One of several projects approved in May by the UF Clinical and Translational Science Institute’s Rapid-Response Translational Research Funding initiative, the effort builds on previous research conducted by Reznikov’s co-investigator David Ostrov, Ph.D., an associate professor in the UF College of Medicine’s department of pathology, immunology and laboratory medicine, and others.
That earlier work investigated molecules that were predicted to interfere with SARS-CoV, another virus in the coronavirus family, and showed promising results, Reznikov said.
“In one study, they did find a decrease in viral entry,” she said. “This provides evidence that our rationale and approach to finding molecules that might be beneficial in COVID-19 is sound.”
The researchers plan to use a safe, modified virus that contains the SARS-CoV-2 surface glycoprotein and therefore cannot cause disease like native SARS-CoV-2. Using computer modeling, Ostrov’s team identified drug candidates predicted to interfere with the binding of SARS-CoV-2 spike protein with ACE2. They then validated these drug candidates for their ability to bind to ACE2 by examining ACE2 activity.
The team next plans to use Reznikov’s modified virus, which expresses the SARS-CoV-2 spike protein, to see if the drug candidates prevent viral entry.

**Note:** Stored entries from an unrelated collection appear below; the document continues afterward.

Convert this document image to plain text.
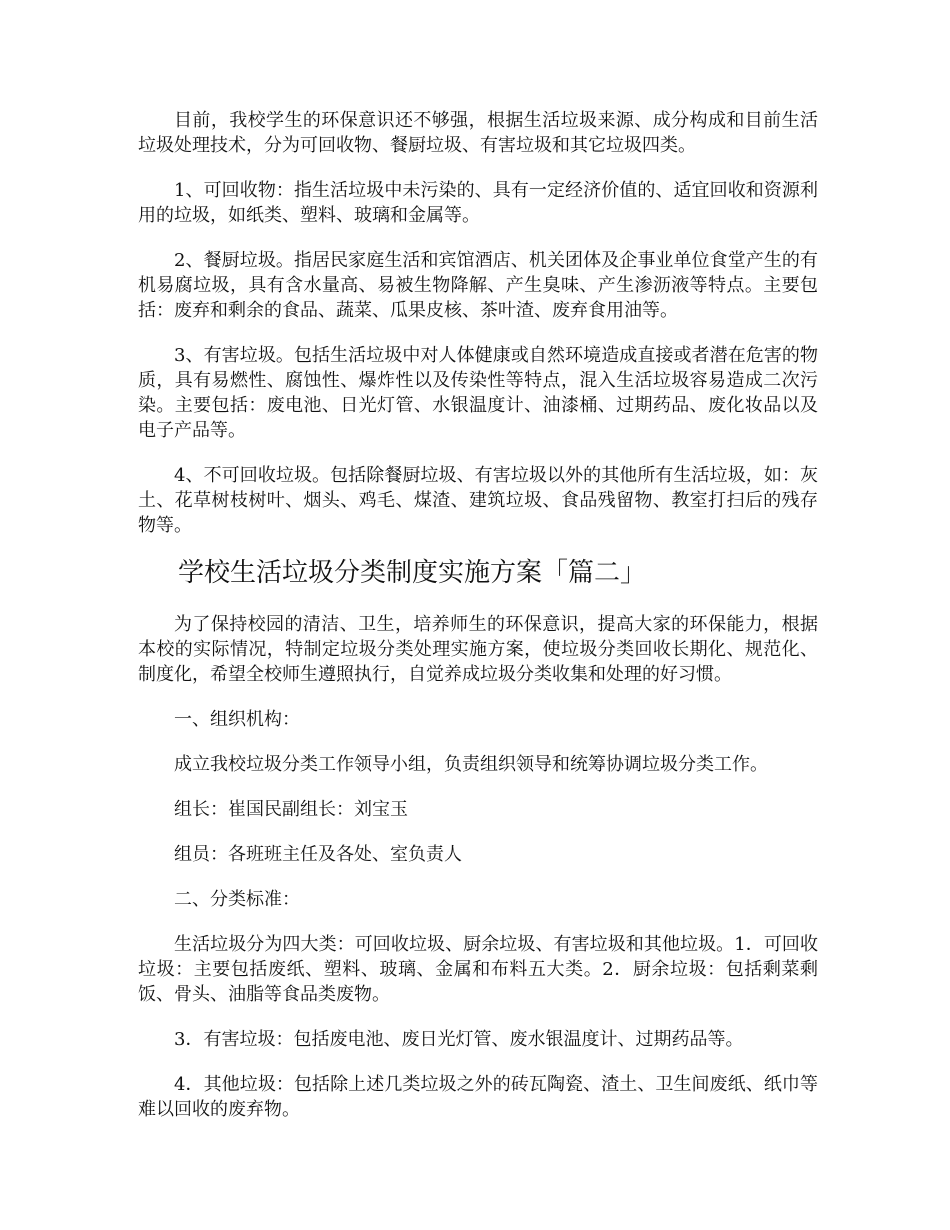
目前，我校学生的环保意识还不够强，根据生活垃圾来源、成分构成和目前生活垃圾处理技术，分为可回收物、餐厨垃圾、有害垃圾和其它垃圾四类。

1、可回收物：指生活垃圾中未污染的、具有一定经济价值的、适宜回收和资源利用的垃圾，如纸类、塑料、玻璃和金属等。

2、餐厨垃圾。指居民家庭生活和宾馆酒店、机关团体及企事业单位食堂产生的有机易腐垃圾，具有含水量高、易被生物降解、产生臭味、产生渗沥液等特点。主要包括：废弃和剩余的食品、蔬菜、瓜果皮核、茶叶渣、废弃食用油等。

3、有害垃圾。包括生活垃圾中对人体健康或自然环境造成直接或者潜在危害的物质，具有易燃性、腐蚀性、爆炸性以及传染性等特点，混入生活垃圾容易造成二次污染。主要包括：废电池、日光灯管、水银温度计、油漆桶、过期药品、废化妆品以及电子产品等。

4、不可回收垃圾。包括除餐厨垃圾、有害垃圾以外的其他所有生活垃圾，如：灰土、花草树枝树叶、烟头、鸡毛、煤渣、建筑垃圾、食品残留物、教室打扫后的残存物等。

学校生活垃圾分类制度实施方案「篇二」

为了保持校园的清洁、卫生，培养师生的环保意识，提高大家的环保能力，根据本校的实际情况，特制定垃圾分类处理实施方案，使垃圾分类回收长期化、规范化、制度化，希望全校师生遵照执行，自觉养成垃圾分类收集和处理的好习惯。

一、组织机构：

成立我校垃圾分类工作领导小组，负责组织领导和统筹协调垃圾分类工作。

组长：崔国民副组长：刘宝玉

组员：各班班主任及各处、室负责人

二、分类标准：

生活垃圾分为四大类：可回收垃圾、厨余垃圾、有害垃圾和其他垃圾。1．可回收垃圾：主要包括废纸、塑料、玻璃、金属和布料五大类。2．厨余垃圾：包括剩菜剩饭、骨头、油脂等食品类废物。

3．有害垃圾：包括废电池、废日光灯管、废水银温度计、过期药品等。

4．其他垃圾：包括除上述几类垃圾之外的砖瓦陶瓷、渣土、卫生间废纸、纸巾等难以回收的废弃物。
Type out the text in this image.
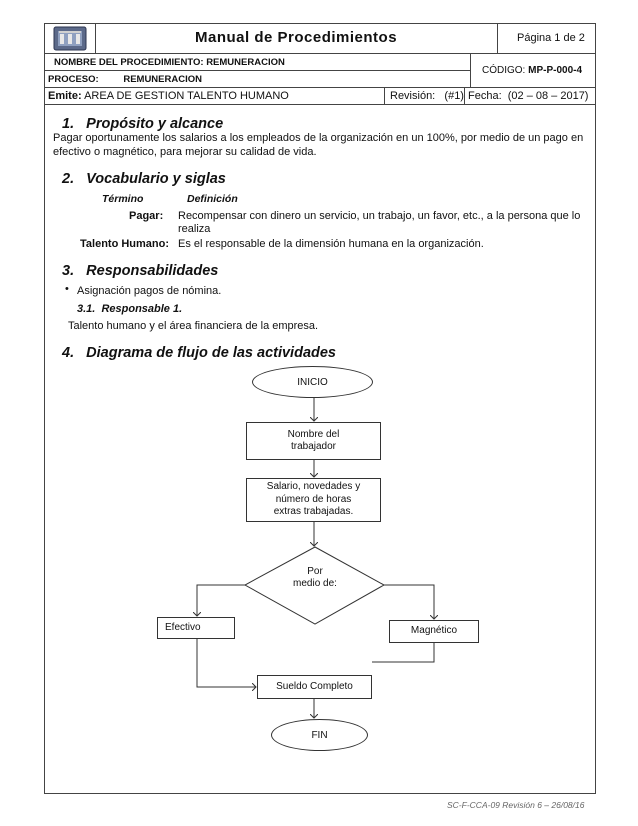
Manual de Procedimientos	Página 1 de 2
NOMBRE DEL PROCEDIMIENTO: REMUNERACION
PROCESO:	REMUNERACION
CÓDIGO: MP-P-000-4
Emite: AREA DE GESTION TALENTO HUMANO	Revisión:   (#1) Fecha:  (02 – 08 – 2017)
1.   Propósito y alcance
Pagar oportunamente los salarios a los empleados de la organización en un 100%, por medio de un pago en
efectivo o magnético, para mejorar su calidad de vida.
2.   Vocabulario y siglas
Término	Definición
Pagar: Recompensar con dinero un servicio, un trabajo, un favor, etc., a la persona que lo
realiza
Talento Humano: Es el responsable de la dimensión humana en la organización.
3.   Responsabilidades
• Asignación pagos de nómina.
3.1.  Responsable 1.
Talento humano y el área financiera de la empresa.
4.   Diagrama de flujo de las actividades
INICIO
Nombre del
trabajador
Salario, novedades y
número de horas
extras trabajadas.
Por
medio de:
Efectivo	Magnético
Sueldo Completo
FIN
SC-F-CCA-09 Revisión 6 – 26/08/16
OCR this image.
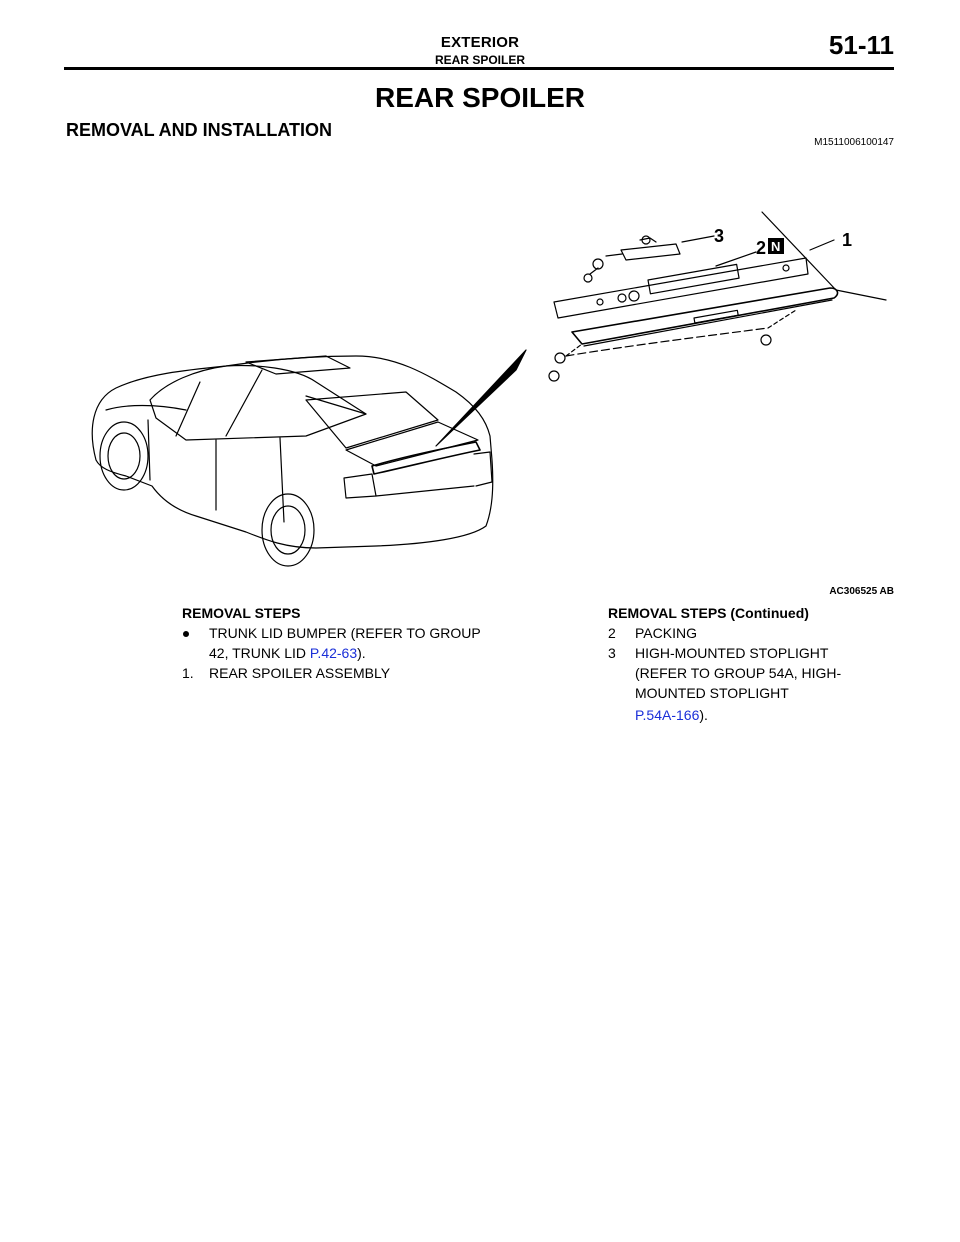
EXTERIOR
REAR SPOILER	51-11
REAR SPOILER
REMOVAL AND INSTALLATION
M1511006100147
3
2 N	1
AC306525 AB
REMOVAL STEPS
TRUNK LID BUMPER (REFER TO GROUP 42, TRUNK LID P.42-63).
1.	REAR SPOILER ASSEMBLY
REMOVAL STEPS (Continued)
2	PACKING
3	HIGH-MOUNTED STOPLIGHT (REFER TO GROUP 54A, HIGH-MOUNTED STOPLIGHT
P.54A-166).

“If we find that one or more of these drugs prevent viral entry, or disrupt the interaction of the surface glycoprotein with ACE2, then we will more thoroughly test the drugs for their ability to disrupt viral entry of native SARS-CoV-2,” Reznikov said.
Scientists are learning more about how the coronavirus interacts with ACE2, a normal human protein that has effects on cardiac function as well as on controlling blood pressure, Ostrov said.
“ACE2 is a flexible molecule shaped like a Pac-Man,” he said. “Sometimes the mouth is open, sometimes it is closed. The coronavirus binds the open mouth form of ACE2. Drugs that bind and stabilize the closed mouth form of ACE2 make it less likely to serve as a receptor for the virus.”
The researchers hope their efforts will lead to the identification of approved drugs, preferably over-the-counter drugs, which inhibit virus infection when used at a safe dose.
“If a promising drug candidate is identified and FDA-approved, then the approval process to use in humans for a new indication should be greatly expedited,” Reznikov said.